First off, apologies for my week-long absence from the blogosphere. Last week I had one of those weeks where you just can't seem to get all the way out from that big pile of stuff some people call life, and just when you can see something that might be light, some jerk drops down more stuff, and you're back where you started. I was busy. So busy I did not really have time for proper reflection, so instead of leaving you with some boring, not-thought-out posts, I opted not to post at all. Never fear, it is Monday, which means the return of the Monday Computer Class post (plus, I've been doing some reflection, so there will be some deep thoughts here to). Without further ado, I present part one of the first official Welcome Back/Computer Monday post!
I help with the high school youth group at a church where I live. All my girls are in the process of trying to decide where to go to college (which means I'm kind of back in the process of deciding where to go to college, a process I never really went through since I only applied to one school, which makes me not a whole lot of help). All of this talk about college has made me think about who I was eight years ago when I was getting ready to graduate from high school and set out by myself. The more I've thought about it, the more I see just how far I've come. And I have to say, I'm a lot cooler now than I was then....I have several examples from the week that prove my point.
Wednesday, the Honors Drama classes at my school hosted an Improv Smackdown. Basically, the 7th grade class competed against the 8th grade class, and the 8th grade class competed against the faculty. By compete, I mean played improv games (like the show Whose Line is it Anyway). A few years ago, if someone had asked me to do this, the answer would have been a resounding no, maybe the most resounding no ever heard. I used to be painfully shy. I hated talking to new people, didn't like any kind of social setting, and would never, ever, have willingly gotten up on a stage. But now, much to the joy of the Honors Drama classes, I don't really have a problem with any of these things. A few years ago, I basically stopped caring about what other people think of me. I adopted a new attitude towards life. One that basically said, "This is me. Like me or not, I don't care." This freed me up to do things like make a fool of myself onstage. I'm much more fun now than I used to be, which bodes well for me this year since I'm spending a lot of time with myself.

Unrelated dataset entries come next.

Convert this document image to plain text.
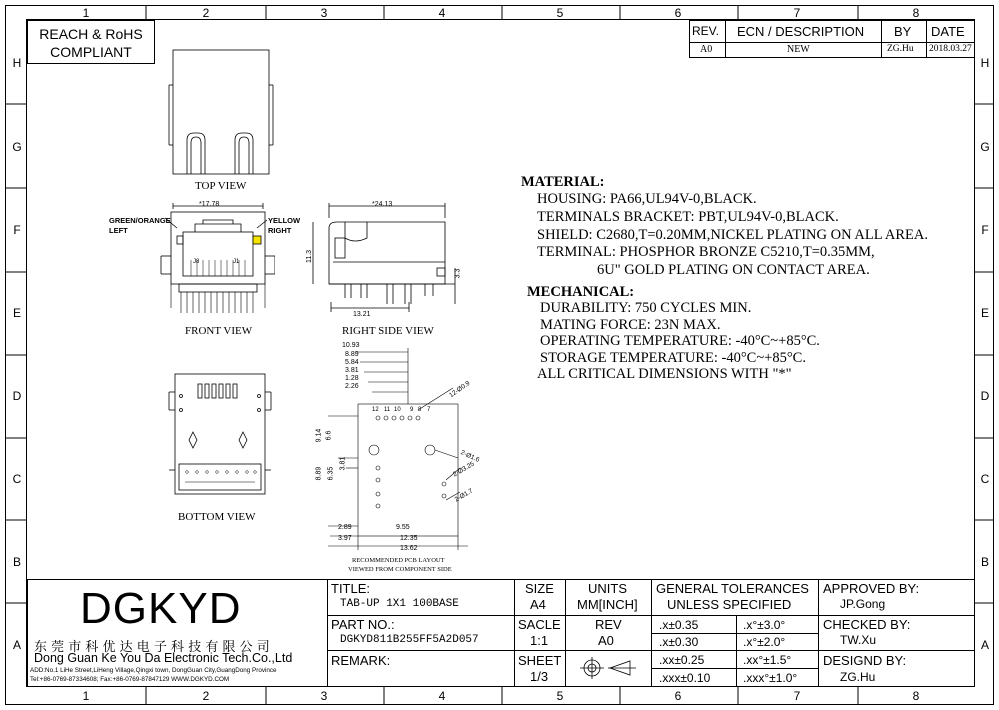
1	2	3	4	5	6	7	8
1	2	3	4	5	6	7	8
H
G
F
E
D
C
B
A
H
G
F
E
D
C
B
A
REACH & RoHS
COMPLIANT
REV. ECN / DESCRIPTION BY DATE
A0	NEW	ZG.Hu 2018.03.27
TOP VIEW
*17.78
GREEN/ORANGE
LEFT
YELLOW
RIGHT
J8	J1
FRONT VIEW
*24.13
11.3
3.3
13.21
RIGHT SIDE VIEW
BOTTOM VIEW
10.93
8.89
5.84
3.81
1.28
2.26
12 11 10 9 8 7
9.14 6.6
8.89 6.35
3.81
12-Ø0.9
2-Ø1.6
2-Ø3.25
2-Ø1.7
2.89	9.55
3.97	12.35
13.62
RECOMMENDED PCB LAYOUT
VIEWED FROM COMPONENT SIDE
MATERIAL:
HOUSING: PA66,UL94V-0,BLACK.
TERMINALS BRACKET: PBT,UL94V-0,BLACK.
SHIELD: C2680,T=0.20MM,NICKEL PLATING ON ALL AREA.
TERMINAL: PHOSPHOR BRONZE C5210,T=0.35MM,
6U" GOLD PLATING ON CONTACT AREA.
MECHANICAL:
DURABILITY: 750 CYCLES MIN.
MATING FORCE: 23N MAX.
OPERATING TEMPERATURE: -40°C~+85°C.
STORAGE TEMPERATURE: -40°C~+85°C.
ALL CRITICAL DIMENSIONS WITH "*"
DGKYD
东 莞 市 科 优 达 电 子 科 技 有 限 公 司
Dong Guan Ke You Da Electronic Tech.Co.,Ltd
ADD:No.1 LiHe Street,LiHeng Village,Qingxi town, DongGuan City,GuangDong Province
Tel:+86-0769-87334608; Fax:+86-0769-87847129 WWW.DGKYD.COM
TITLE:
TAB-UP 1X1 100BASE
PART NO.:
DGKYD811B255FF5A2D057
REMARK:
SIZE
A4
UNITS
MM[INCH]
SACLE
1:1
REV
A0
SHEET
1/3
GENERAL TOLERANCES
UNLESS SPECIFIED
.x±0.35	.x°±3.0°
.x±0.30	.x°±2.0°
.xx±0.25	.xx°±1.5°
.xxx±0.10	.xxx°±1.0°
APPROVED BY:
JP.Gong
CHECKED BY:
TW.Xu
DESIGND BY:
ZG.Hu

Thursday, I cooked dinner for some friends. I love to cook. I used to hate cooking for people. I thought that whatever I made had to be perfect because if it wasn't, no one would be my friend anymore. It had to taste perfect, look perfect, be served perfectly. It was pretty darn stressful, which meant I didn't cook for people nearly as much as I would have liked. Then, I learned that most people like to be cooked for, and they don't really care if it is perfect or not. So Thursday, I tried two new recipes (they turned out to be pretty good), and I cared more about spending time with my friends than about impressing them with my mad culinary skills. As a result, I had a great evening that I probably wouldn't have let myself have a few years back (although a few years back, I could have had wine at my dinner....).
All that is to say that I'm very thankful I finally learned how to accept myself-and love myself- just the way God made me. I think I'm much more enjoyable all around. But, I do think that if I don't get married sometime soon, it's probably not going to happen because if I keep becoming more and more fabulous by the day, it's going to take one heck of a guy to be good enough for me (and after watching this season of The Bachelor, I think we can all agree that a guy that great may not be out there).